In 2001, a seminal encounter with the sculptor Jean Barral Baron, in Isère, gave me the decisive impetus: I discovered sculpture in different materials, working with matter, the pleasure of a slow, profound, essential gesture. Then, guided by a need for meaning and signs, I trained in Latin and contemporary calligraphy with Marine Porte de Sainte Marie, a calligrapher in Savoie. I also explored zentangle, drawing and photography. These disciplines have enabled me to develop a personal visual language, somewhere between writing and sculpture.

But for two decades, my life accelerated, filled with responsibilities, and the time to create became rare, then non-existent. My vital energy gradually drained away, like an old pen forgotten at the bottom of a drawer.
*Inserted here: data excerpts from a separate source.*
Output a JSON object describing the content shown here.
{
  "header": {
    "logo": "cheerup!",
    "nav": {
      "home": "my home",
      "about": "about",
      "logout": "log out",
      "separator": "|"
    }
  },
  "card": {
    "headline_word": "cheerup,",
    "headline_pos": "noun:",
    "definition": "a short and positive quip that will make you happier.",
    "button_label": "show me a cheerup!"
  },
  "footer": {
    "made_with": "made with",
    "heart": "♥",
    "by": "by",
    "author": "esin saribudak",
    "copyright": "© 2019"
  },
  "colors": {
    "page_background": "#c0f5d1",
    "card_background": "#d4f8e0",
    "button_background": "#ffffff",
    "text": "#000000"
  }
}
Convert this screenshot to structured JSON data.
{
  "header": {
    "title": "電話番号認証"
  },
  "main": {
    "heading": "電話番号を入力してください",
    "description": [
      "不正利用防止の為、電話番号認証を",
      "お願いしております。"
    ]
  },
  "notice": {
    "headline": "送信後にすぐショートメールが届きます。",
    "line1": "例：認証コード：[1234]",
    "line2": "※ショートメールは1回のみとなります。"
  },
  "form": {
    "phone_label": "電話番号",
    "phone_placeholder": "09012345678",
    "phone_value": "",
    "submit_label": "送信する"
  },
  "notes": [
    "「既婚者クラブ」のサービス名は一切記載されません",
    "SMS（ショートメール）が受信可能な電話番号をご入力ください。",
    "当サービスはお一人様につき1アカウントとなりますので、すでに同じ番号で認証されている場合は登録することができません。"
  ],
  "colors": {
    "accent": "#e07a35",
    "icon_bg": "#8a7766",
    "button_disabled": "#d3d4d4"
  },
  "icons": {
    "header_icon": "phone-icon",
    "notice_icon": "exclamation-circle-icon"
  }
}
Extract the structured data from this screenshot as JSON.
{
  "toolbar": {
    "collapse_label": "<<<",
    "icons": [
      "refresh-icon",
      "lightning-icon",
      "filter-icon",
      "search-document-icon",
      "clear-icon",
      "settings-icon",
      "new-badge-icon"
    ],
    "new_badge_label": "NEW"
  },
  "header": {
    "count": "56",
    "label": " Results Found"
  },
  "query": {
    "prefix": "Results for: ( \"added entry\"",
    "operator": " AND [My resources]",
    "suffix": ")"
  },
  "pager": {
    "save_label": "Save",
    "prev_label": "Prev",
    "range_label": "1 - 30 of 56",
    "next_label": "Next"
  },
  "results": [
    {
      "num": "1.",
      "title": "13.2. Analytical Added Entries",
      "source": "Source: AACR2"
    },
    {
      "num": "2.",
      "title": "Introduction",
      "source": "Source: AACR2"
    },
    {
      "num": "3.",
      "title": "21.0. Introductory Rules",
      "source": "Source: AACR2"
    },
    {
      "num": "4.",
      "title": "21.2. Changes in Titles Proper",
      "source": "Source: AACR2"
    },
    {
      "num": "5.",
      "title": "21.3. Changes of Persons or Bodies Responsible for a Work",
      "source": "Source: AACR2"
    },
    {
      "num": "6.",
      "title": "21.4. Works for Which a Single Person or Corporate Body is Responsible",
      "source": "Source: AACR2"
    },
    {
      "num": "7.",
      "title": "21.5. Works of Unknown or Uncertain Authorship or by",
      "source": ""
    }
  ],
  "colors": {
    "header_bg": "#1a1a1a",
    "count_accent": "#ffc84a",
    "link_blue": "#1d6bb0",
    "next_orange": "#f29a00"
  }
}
In 2024, an existential jolt pushed me to change course. It was an artistic rebirth, a reconnection with my essential self. I decided to devote myself fully to my work as an independent sculptor.

 

Today, my work as a plastic sculptor is part of a search for a singular artistic language, where matter becomes memory, trace and passage. My work questions the relationship between human beings, their environment and my own inner self. Each piece embodies a sensory and introspective journey, an inner journey at the crossroads of words, shapes and materials.

I exhibit regularly in Auvergne Rhône Alpes and beyond, and take part in various group exhibitions. I create installations where the public is invited to contribute to or interact with the works.